The only thing is, they led us to believe all the insignificant filler presents under the tree were from them...and all the wonderful things we really wanted were from Santa himself. Until I found out Santa wasn't real, I honestly thought Santa was amazing and they were a bit crap at buying gifts. Like...do they even know me at all!

Therefore, when it was my turn to buy presents for my own children at Christmas, I made sure all the stuff they really wanted was placed under the tree, clearly labelled from Mum and Dad...and Santa just shoved a bunch of random stocking fillers into a small bag and threw it into their room at night.

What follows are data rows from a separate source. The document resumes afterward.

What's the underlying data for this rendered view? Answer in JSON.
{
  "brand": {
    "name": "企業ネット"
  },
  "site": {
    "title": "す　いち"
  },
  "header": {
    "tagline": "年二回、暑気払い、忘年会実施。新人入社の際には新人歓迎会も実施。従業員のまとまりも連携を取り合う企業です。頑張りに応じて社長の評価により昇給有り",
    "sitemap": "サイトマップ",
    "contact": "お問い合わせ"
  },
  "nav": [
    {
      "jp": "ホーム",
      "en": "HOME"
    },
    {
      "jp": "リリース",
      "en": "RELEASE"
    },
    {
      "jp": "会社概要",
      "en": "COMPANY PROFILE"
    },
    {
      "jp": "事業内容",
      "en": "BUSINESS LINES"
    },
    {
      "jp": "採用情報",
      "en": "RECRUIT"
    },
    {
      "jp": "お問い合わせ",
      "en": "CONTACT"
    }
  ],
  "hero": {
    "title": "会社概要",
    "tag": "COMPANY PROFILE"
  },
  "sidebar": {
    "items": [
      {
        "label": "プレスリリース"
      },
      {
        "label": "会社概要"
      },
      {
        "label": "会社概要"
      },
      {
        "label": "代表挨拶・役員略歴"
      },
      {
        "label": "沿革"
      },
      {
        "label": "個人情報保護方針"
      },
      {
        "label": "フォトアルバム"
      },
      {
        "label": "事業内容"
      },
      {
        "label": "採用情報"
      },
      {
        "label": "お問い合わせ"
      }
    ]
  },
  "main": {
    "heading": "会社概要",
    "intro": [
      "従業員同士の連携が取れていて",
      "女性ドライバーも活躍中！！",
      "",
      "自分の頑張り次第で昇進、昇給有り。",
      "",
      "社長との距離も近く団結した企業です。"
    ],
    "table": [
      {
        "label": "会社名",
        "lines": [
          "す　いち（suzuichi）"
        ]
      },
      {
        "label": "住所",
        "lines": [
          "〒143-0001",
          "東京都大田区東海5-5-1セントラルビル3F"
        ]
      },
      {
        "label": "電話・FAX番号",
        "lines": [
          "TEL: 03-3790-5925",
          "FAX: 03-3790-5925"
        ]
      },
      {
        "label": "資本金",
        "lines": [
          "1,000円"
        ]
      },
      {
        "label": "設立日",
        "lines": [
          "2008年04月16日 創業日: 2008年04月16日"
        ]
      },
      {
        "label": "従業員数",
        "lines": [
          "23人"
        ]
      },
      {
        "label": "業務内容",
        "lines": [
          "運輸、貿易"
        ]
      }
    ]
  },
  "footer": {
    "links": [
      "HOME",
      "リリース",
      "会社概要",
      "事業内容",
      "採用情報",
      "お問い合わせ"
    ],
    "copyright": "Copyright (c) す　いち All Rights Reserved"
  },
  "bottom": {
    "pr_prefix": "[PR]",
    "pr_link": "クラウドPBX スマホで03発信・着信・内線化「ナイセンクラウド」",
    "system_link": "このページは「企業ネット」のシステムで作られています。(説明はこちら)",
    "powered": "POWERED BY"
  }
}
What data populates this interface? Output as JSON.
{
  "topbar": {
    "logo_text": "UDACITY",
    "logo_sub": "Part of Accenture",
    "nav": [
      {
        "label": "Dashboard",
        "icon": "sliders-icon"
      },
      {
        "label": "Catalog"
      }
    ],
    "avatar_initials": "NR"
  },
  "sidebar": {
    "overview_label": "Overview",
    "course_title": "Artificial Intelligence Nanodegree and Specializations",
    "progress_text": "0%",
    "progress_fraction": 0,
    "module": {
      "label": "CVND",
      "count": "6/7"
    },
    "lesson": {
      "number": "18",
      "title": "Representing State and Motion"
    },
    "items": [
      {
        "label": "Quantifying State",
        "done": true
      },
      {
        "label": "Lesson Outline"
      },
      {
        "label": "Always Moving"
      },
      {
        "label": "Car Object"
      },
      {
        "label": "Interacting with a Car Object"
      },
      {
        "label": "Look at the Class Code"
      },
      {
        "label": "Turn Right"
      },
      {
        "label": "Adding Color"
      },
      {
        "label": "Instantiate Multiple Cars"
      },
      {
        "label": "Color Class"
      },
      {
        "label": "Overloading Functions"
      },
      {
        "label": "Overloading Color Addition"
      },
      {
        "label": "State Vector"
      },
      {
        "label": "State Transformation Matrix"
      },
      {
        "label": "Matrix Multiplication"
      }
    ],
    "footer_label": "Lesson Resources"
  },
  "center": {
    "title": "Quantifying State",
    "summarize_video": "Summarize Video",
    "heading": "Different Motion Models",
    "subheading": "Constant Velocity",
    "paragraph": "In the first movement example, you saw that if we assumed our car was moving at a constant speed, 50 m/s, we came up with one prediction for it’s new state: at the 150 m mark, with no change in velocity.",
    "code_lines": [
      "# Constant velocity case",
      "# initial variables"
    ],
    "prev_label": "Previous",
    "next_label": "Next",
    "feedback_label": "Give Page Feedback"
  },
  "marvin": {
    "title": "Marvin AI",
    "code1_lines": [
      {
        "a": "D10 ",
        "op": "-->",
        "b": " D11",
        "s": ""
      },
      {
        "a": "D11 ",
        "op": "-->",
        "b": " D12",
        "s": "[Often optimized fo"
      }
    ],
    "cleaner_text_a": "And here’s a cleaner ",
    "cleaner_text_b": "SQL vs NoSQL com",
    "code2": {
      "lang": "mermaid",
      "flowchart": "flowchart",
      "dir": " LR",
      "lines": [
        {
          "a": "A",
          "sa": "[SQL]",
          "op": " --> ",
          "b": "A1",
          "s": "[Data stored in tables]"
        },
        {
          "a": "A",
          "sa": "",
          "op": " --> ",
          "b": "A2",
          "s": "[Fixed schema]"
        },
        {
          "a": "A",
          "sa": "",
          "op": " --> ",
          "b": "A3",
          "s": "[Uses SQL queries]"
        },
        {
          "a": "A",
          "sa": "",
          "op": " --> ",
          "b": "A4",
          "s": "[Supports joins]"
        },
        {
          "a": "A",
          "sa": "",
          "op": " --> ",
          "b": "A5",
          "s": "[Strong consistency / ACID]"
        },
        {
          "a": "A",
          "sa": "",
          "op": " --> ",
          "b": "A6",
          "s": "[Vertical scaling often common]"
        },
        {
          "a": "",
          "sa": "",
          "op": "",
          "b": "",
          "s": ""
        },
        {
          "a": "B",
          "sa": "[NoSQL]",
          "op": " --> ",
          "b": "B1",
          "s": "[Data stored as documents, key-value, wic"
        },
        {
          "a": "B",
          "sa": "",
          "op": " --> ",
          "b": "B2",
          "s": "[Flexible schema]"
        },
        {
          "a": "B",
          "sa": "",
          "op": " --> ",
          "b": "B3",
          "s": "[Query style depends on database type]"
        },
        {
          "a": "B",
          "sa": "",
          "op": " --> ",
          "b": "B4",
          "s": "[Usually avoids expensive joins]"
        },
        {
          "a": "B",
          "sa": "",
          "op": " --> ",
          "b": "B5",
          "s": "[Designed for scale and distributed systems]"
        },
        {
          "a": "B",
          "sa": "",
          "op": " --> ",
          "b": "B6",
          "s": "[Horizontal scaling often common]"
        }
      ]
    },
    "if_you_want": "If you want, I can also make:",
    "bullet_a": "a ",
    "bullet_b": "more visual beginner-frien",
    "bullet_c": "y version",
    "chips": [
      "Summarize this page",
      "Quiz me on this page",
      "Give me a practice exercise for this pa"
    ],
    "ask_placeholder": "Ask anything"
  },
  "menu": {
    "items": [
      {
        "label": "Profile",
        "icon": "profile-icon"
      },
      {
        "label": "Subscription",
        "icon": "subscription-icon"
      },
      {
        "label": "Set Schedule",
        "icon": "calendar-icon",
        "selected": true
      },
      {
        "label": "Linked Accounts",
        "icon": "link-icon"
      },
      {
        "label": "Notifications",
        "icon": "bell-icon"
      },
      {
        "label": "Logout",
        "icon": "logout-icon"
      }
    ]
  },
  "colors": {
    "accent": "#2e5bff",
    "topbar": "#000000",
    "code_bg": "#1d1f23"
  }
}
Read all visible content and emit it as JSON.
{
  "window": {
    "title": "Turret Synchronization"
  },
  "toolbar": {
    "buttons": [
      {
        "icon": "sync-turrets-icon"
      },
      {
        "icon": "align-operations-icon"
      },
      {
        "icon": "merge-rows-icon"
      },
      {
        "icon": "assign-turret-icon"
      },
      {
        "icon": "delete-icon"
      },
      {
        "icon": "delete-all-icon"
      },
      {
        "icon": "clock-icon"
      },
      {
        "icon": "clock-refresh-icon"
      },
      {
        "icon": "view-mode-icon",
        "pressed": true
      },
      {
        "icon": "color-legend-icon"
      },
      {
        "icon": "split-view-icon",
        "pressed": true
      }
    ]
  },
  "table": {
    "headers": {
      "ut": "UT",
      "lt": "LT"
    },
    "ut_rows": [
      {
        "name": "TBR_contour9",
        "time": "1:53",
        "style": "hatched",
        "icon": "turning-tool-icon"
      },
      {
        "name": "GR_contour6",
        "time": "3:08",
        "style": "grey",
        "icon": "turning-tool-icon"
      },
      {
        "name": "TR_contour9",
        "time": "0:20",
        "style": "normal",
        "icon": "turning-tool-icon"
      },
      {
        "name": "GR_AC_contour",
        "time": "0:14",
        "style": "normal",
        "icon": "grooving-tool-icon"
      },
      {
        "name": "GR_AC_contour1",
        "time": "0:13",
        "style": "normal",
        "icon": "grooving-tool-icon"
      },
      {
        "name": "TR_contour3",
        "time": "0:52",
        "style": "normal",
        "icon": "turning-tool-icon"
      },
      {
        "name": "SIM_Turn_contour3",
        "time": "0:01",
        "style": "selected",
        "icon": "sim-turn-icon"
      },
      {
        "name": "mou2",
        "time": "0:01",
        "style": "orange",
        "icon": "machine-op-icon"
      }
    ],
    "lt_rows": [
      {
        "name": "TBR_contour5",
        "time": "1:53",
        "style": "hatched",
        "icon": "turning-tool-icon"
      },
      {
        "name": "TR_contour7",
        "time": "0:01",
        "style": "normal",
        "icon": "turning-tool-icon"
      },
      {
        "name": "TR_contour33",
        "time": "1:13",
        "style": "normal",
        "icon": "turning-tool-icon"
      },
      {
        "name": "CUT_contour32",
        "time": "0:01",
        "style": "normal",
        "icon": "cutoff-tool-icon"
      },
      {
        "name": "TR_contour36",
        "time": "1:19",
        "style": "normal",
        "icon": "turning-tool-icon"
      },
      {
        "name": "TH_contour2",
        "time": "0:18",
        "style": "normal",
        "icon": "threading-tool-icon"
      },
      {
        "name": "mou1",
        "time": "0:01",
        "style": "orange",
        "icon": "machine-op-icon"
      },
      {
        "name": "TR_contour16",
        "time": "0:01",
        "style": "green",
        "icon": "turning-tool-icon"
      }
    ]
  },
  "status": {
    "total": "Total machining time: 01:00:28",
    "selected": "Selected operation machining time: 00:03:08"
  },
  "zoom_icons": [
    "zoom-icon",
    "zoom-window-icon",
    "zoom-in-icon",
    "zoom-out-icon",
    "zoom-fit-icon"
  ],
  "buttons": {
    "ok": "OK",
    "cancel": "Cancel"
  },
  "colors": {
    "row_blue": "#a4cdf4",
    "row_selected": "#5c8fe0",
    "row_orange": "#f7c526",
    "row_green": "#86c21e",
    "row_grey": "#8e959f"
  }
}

I remember telling a friend of mine that I did this...so she also started doing it...and couldn't believe how her kids' attitudes changed towards her on the day. I mean...Santa isn't real (sorry if anyone still believes - get a grip), so he's absolutely not getting credit. Hmph!

Quote: Old Lady Leg @ 23rd February 2019, 10:00 AM

Blimey, your parents certainly went a bit mad at Christmas when you were a kid, didn't they!

No, I wasn't boozing and chainsmoking courtesy of childhood Christmas gifts. A pewter mug with a dash of Pimms (and more ginger ale or lemonade) at Sunday lunch and a glass of champagne at Christmas tended to be the extent of parentaly-provided libations in my pre-teen years.

I don't recall ever buying the Santa myth. I remember in kindergarten, one boy declared he had stayed awake at night and witnessed Father Christmas come into his room with a sack of presents and put some at the end of his bed. Our teacher was a stern old lady and she asked him if his story was really true. He insisted he had seen the bearded bloke in red. She then called him a liar and made him stand in the corner for the remainder of the lesson. Education was plain and simple back then.

Quote: Kenneth @ 23rd February 2019, 10:16 AM

No, I wasn't boozing and chainsmoking courtesy of childhood Christmas gifts. A pewter mug with a dash of Pimms (and more ginger ale or lemonade) at Sunday lunch and a glass of champagne at Christmas tended to be the extent of parentaly-provided libations in my pre-teen years.

I don't recall ever buying the Santa myth. I remember in kindergarten, one boy declared he had stayed awake at night and witnessed Father Christmas come into his room with a sack of presents and put some at the end of his bed. Our teacher was a stern old lady and she asked him if his story was really true. He insisted he had seen the bearded bloke in red. She then called him a liar and made him stand in the corner for the remainder of the lesson. Education was plain and simple back then.

One Christmas, I nearly forgot to put Santa's gnarly sack in my kids' room, so quickly went to do it. I kicked something rattly and heard one of them stir, so I froze and hoped they wouldn't suddenly sit up to see what had made the nosie. Behind me, the moonlight was pouring in through their thin curtains, so if they had woken up, they'd have been completely traumatized from then on, by the silhouette of a half-naked lumpy woman in just her bra and knickers, standing over them...staring.